I have found that in order to make myself go out in the morning, I have to have laid my running gear out the night before. There is a little pile on the floor – shorts, t-shirt, socks, underpants, bandana for my hair, water bottle filled, bum pack ready to put my iPod in. When I get up, I feel the battle begin – every morning it’s the same…

“Oh, it would be so nice to get back into bed for another half an hour…the quilt is still warm”

“You know you are going to feel lousy if you do”

“Yes, but I could always run this evening?”

“There is no chance that is going to happen, you know it”

“But it looks like it is raining outside”

“Since when have you ever been bothered about running in the rain?”

“But…but…just another half an hour”

“Come on, Nancy – get your gear on, get out there, you know you will enjoy it. Just 5 miles this morning. It’s not that much”

As time has gone on, the voice of running reason has been winning out more and more. I slip into my gear without even bothering to have a coffee and I am out.
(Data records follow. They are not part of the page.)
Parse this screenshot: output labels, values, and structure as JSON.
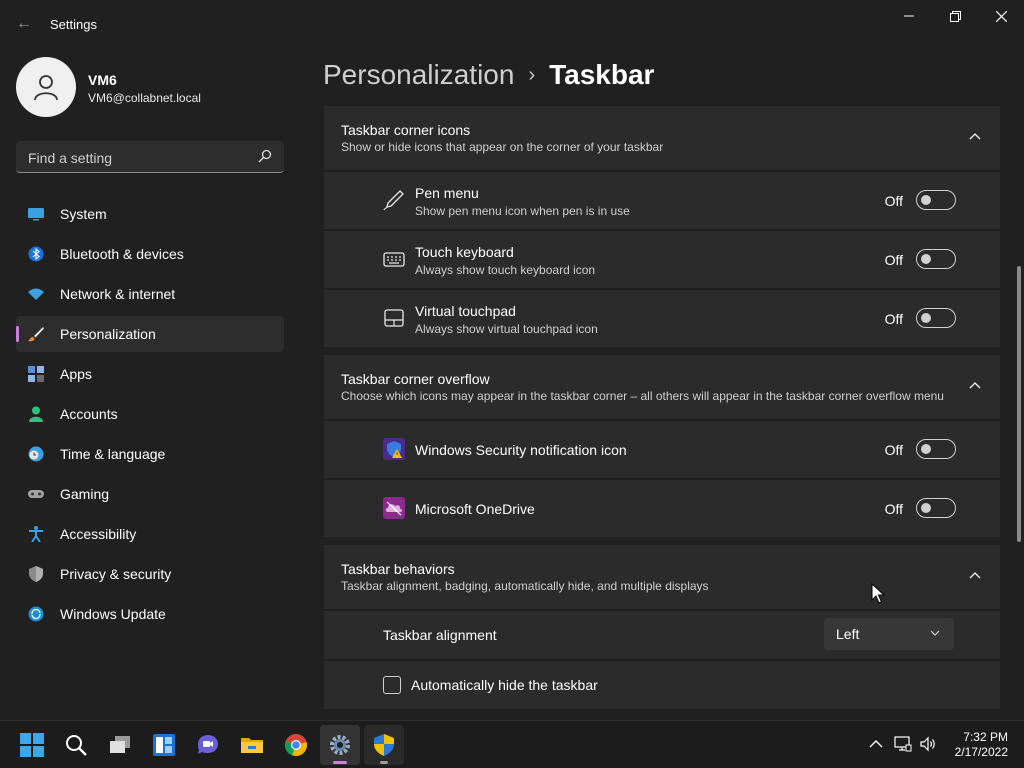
{
  "window": {
    "title": "Settings",
    "controls": {
      "minimize": "—",
      "maximize": "❐",
      "close": "✕"
    }
  },
  "user": {
    "name": "VM6",
    "email": "VM6@collabnet.local"
  },
  "search": {
    "placeholder": "Find a setting"
  },
  "nav": {
    "items": [
      {
        "label": "System",
        "icon": "monitor-icon"
      },
      {
        "label": "Bluetooth & devices",
        "icon": "bluetooth-icon"
      },
      {
        "label": "Network & internet",
        "icon": "wifi-icon"
      },
      {
        "label": "Personalization",
        "icon": "brush-icon",
        "selected": true
      },
      {
        "label": "Apps",
        "icon": "apps-icon"
      },
      {
        "label": "Accounts",
        "icon": "person-icon"
      },
      {
        "label": "Time & language",
        "icon": "clock-globe-icon"
      },
      {
        "label": "Gaming",
        "icon": "gamepad-icon"
      },
      {
        "label": "Accessibility",
        "icon": "accessibility-icon"
      },
      {
        "label": "Privacy & security",
        "icon": "shield-icon"
      },
      {
        "label": "Windows Update",
        "icon": "update-icon"
      }
    ]
  },
  "breadcrumb": {
    "parent": "Personalization",
    "separator": "›",
    "current": "Taskbar"
  },
  "sections": {
    "corner_icons": {
      "title": "Taskbar corner icons",
      "subtitle": "Show or hide icons that appear on the corner of your taskbar",
      "rows": [
        {
          "title": "Pen menu",
          "subtitle": "Show pen menu icon when pen is in use",
          "state": "Off",
          "icon": "pen-icon"
        },
        {
          "title": "Touch keyboard",
          "subtitle": "Always show touch keyboard icon",
          "state": "Off",
          "icon": "keyboard-icon"
        },
        {
          "title": "Virtual touchpad",
          "subtitle": "Always show virtual touchpad icon",
          "state": "Off",
          "icon": "touchpad-icon"
        }
      ]
    },
    "corner_overflow": {
      "title": "Taskbar corner overflow",
      "subtitle": "Choose which icons may appear in the taskbar corner – all others will appear in the taskbar corner overflow menu",
      "rows": [
        {
          "title": "Windows Security notification icon",
          "state": "Off",
          "icon": "windows-security-icon"
        },
        {
          "title": "Microsoft OneDrive",
          "state": "Off",
          "icon": "onedrive-icon"
        }
      ]
    },
    "behaviors": {
      "title": "Taskbar behaviors",
      "subtitle": "Taskbar alignment, badging, automatically hide, and multiple displays",
      "alignment_label": "Taskbar alignment",
      "alignment_value": "Left",
      "autohide_label": "Automatically hide the taskbar"
    }
  },
  "taskbar": {
    "apps": [
      "start-icon",
      "search-icon",
      "task-view-icon",
      "widgets-icon",
      "teams-chat-icon",
      "file-explorer-icon",
      "chrome-icon",
      "settings-icon",
      "windows-security-icon"
    ],
    "clock": {
      "time": "7:32 PM",
      "date": "2/17/2022"
    }
  },
  "colors": {
    "accent": "#c880d8",
    "background": "#202020",
    "card": "#2b2b2b"
  }
}
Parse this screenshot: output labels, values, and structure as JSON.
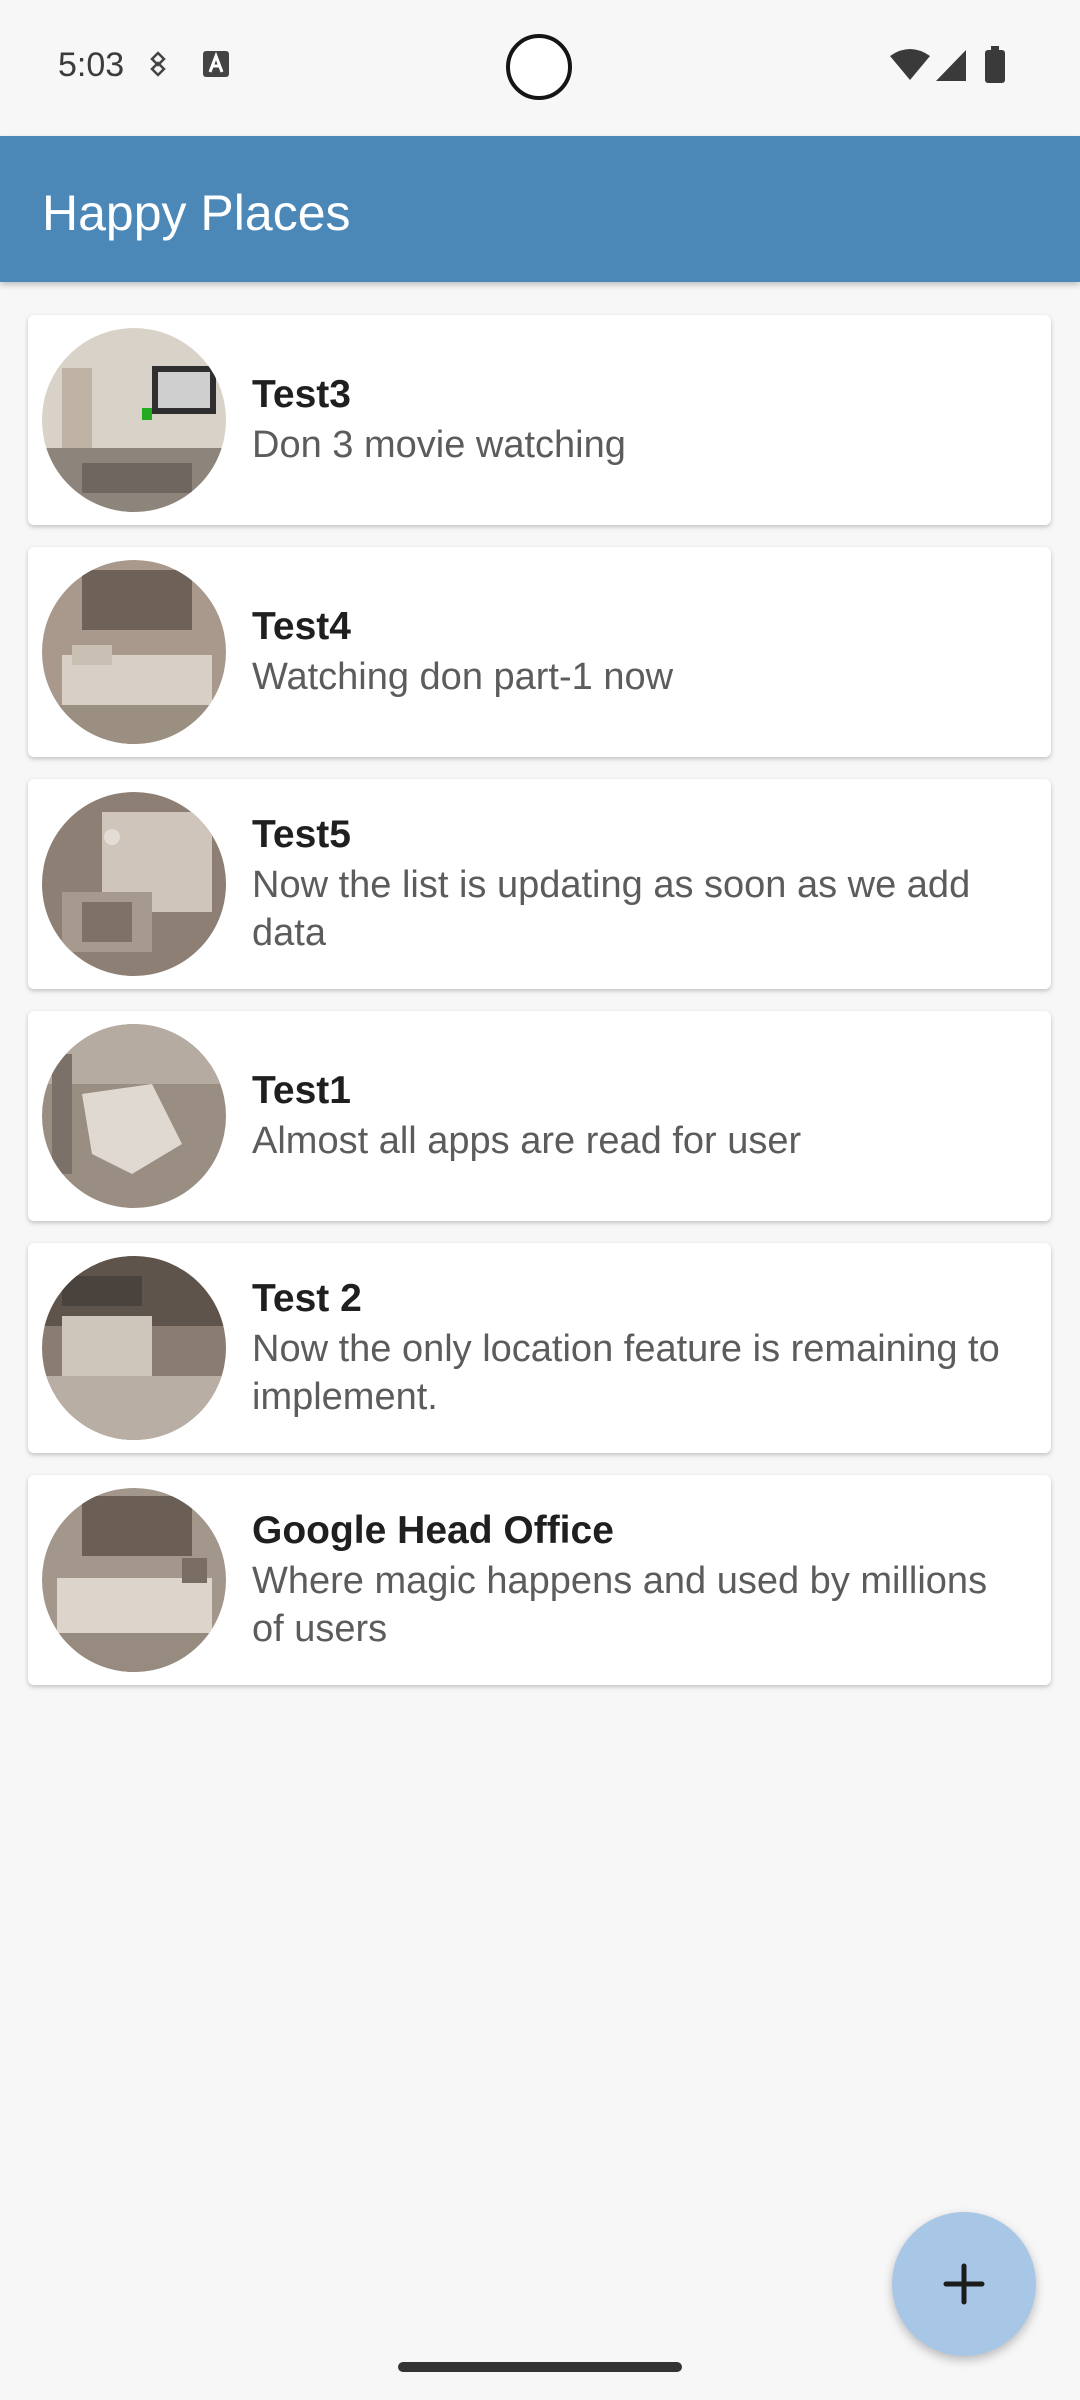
{
  "status_bar": {
    "time": "5:03",
    "icons": [
      "settings-assistant-icon",
      "a-icon",
      "wifi-icon",
      "signal-icon",
      "battery-icon"
    ]
  },
  "app_bar": {
    "title": "Happy Places",
    "color": "#4b88b8"
  },
  "places": [
    {
      "title": "Test3",
      "description": "Don 3 movie watching"
    },
    {
      "title": "Test4",
      "description": "Watching don part-1 now"
    },
    {
      "title": "Test5",
      "description": "Now the list is updating as soon as we add data"
    },
    {
      "title": "Test1",
      "description": "Almost all apps are read for user"
    },
    {
      "title": "Test 2",
      "description": "Now the only location feature is remaining to implement."
    },
    {
      "title": "Google Head Office",
      "description": "Where magic happens and used by millions of users"
    }
  ],
  "fab": {
    "icon": "plus-icon",
    "color": "#a8c7e6"
  }
}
I start my run accompanied by Steve Runner at Pheddippidations. I am still working my way through his archive so I reckon I have plenty of mornings to go yet before I run out of recordings of his encouraging voice. After 10 minutes of a slow warm up jog I am beginning to enjoy myself. I generally find myself smiling at one of Steve’s jokes or nodding at an observation. The most wonderful part is getting the enouragement from my cyber running buddy which helps me over Richmond Bridge, or pushes me into the next interval. If I get through an episode of Steve before my run is finished, I listen to Nigel at Running From the Reaper or Matt at The Dump Runners Club. One of those two will usually bring me home – sweating and very, very content. Ready to start my day.

I know this is easy in summer, when it is light well before I get up. But my hope is that I can get the routine so firmly entrenched that when winter comes, and the pile on the floor also includes gloves, woolly hat, rain jacket, lights and reflective bib, I will still win the argument with myself.

Now let’s see if Dizzy can still keep up with the wake-up call when it is cold and dark in the morning. You’d better – oh fat cat – I’m relying on you.